Shattered King(2)

By: Sherilee Gray

I swallowed, trying to get some moisture going in my mouth. I had to say what I’d come to say. I had to. I started to shake. Fuck. “I’m . . . I’m sor . . .”

“Don’t fucking say it, Lulu. Don’t you dare fucking say that to me.”

Hearing him say my name was a knife to the chest. He was the only one who called me that. Everyone else called me Lucinda or Lucy. Pierce, my stepfather—even thinking his name made my skin crawl—had hated it. Hated Hunter period. Now the sick, sadistic asshole had found a way to get him out of my life for good.

I stared into his eyes, desperate for a piece of my Hunter, no matter how small. But he was gone. The full impact of his hatred for me, his disgust, was as bright as a neon sign. What else could I say? He didn’t want my apology. I got that, too. How could an “I’m sorry” make up for losing three years of your life?

I couldn’t tell him I’d let him swing to save his life. My stepfather had people on his payroll in this prison. He’d told me they’d be watching today, that if I said one thing to tip him off, Hunter was dead. If I went to the cops, if I said anything to anyone, Hunter was dead. My nose and eyes stung, tears threatening to escape, but I swallowed them down ruthlessly, forced them back.

I glanced around. No one seemed to be watching us, but I had no way of knowing for sure. I couldn’t risk Hunter’s life just to appease my guilt. “I’m leaving,” I told him. “I’m never coming back. I came to say goodbye.”

He stared at me for several long seconds, showing no outward reaction. But then he fisted his long fingers in front of him, the ink on his knuckles becoming stark against the tight, whitened skin. “As far as I’m concerned, you’re already gone. You’re dead to me. You don’t fucking exist.”

I was going to throw up. Nothing in my entire life had hurt more than those words. I couldn’t bear it another second. I couldn’t sit here with him looking at me like that. Lying to his face. Pretending I didn’t care. Pretending I was okay, when I was so far from okay I didn’t know where the hell I was.

I stood abruptly, and had to grab for the table when my legs threatened to give out from under me. Before I could get my bearings, Hunter’s hand snaked out, wrapping around my wrist, yanking me forward. I fell across the table with a cry, the bolted down metal legs rattling loudly against the concrete floor as he dragged me closer.

“Why?” he hissed in my face.

His grip was tight enough to hurt, and the table dug painfully into my side. Tears welled up and spilled hotly down my cheeks. “I’m sorry,” I gasped. “I’m so sorry.”

The guards were on him, trying to pull him off me. He fought, still not letting go. They yanked him back and I was dragged forward, going down hard on the floor.

“Why?” he roared in my face.

His fingers were pried from around my wrist, and they dragged him from the room. He yelled the same word over and over the whole way. It echoed off the walls around me.

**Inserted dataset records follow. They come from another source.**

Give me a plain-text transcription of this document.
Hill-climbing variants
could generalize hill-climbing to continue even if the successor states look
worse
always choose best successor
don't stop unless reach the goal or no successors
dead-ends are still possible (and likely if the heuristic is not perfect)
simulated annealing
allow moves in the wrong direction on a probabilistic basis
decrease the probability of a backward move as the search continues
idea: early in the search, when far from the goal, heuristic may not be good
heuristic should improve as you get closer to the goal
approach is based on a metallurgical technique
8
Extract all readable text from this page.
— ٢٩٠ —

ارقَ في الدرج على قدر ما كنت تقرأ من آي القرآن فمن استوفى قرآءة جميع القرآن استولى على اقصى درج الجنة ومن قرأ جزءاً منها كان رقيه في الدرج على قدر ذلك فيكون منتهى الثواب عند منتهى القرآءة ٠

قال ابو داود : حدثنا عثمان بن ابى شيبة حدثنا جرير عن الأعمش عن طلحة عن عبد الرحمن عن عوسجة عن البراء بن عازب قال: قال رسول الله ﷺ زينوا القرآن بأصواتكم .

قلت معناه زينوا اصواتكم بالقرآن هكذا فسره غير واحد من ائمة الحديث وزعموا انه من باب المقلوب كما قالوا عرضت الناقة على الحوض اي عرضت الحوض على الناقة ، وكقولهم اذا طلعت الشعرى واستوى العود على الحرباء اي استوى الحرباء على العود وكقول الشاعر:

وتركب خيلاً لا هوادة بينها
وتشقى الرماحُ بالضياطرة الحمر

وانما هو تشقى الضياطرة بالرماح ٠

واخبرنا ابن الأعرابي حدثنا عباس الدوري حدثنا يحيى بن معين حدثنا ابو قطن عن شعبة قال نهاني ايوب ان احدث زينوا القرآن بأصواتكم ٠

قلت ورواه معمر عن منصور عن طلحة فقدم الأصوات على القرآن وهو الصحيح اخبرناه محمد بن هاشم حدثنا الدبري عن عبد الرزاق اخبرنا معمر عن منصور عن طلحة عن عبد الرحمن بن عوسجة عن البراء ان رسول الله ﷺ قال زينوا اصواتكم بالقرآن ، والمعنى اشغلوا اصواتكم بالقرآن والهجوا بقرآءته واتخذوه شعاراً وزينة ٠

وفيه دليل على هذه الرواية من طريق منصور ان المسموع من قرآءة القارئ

I squeezed my eyes shut, lifted to my elbows, and threw up in front of everyone. I didn’t care.

Hunter was gone.


Three years and four months later


My footsteps were soundless against the thick carpet as I headed up the darkened stairs. I didn’t need a flashlight; the moon was doing a decent job through the skylight.

The Upper East Side townhouse had that smell. A smell that, to me, screamed money and privilege, not something I could describe easily. The word sterile rattled around my skull. Furniture polish. Floor cleaner. Whatever other shit they had their cleaning staff use to wash away any traces of personality. Anything real.

It hung heavy in the air. Lifted the damn hair at the back of my neck.

I despised the types of people that lived like this. Firsthand experience had taught me they couldn’t be trusted. That they’d stab you in the back as soon as you looked the other way.

And in this guy’s case, commit insurance fraud rather than admit they were living beyond their means.

I did a walkthrough and a quick search of the bedrooms before I headed to the office. I found the safe quickly, in a closet on the far side of the room, hidden under a stack of boxes. I’d been cracking safes since I was fourteen. Raul Esposito, a man who had become a second father to my older brother Van and me when our own had been a drunk and an asshole, had trained me well.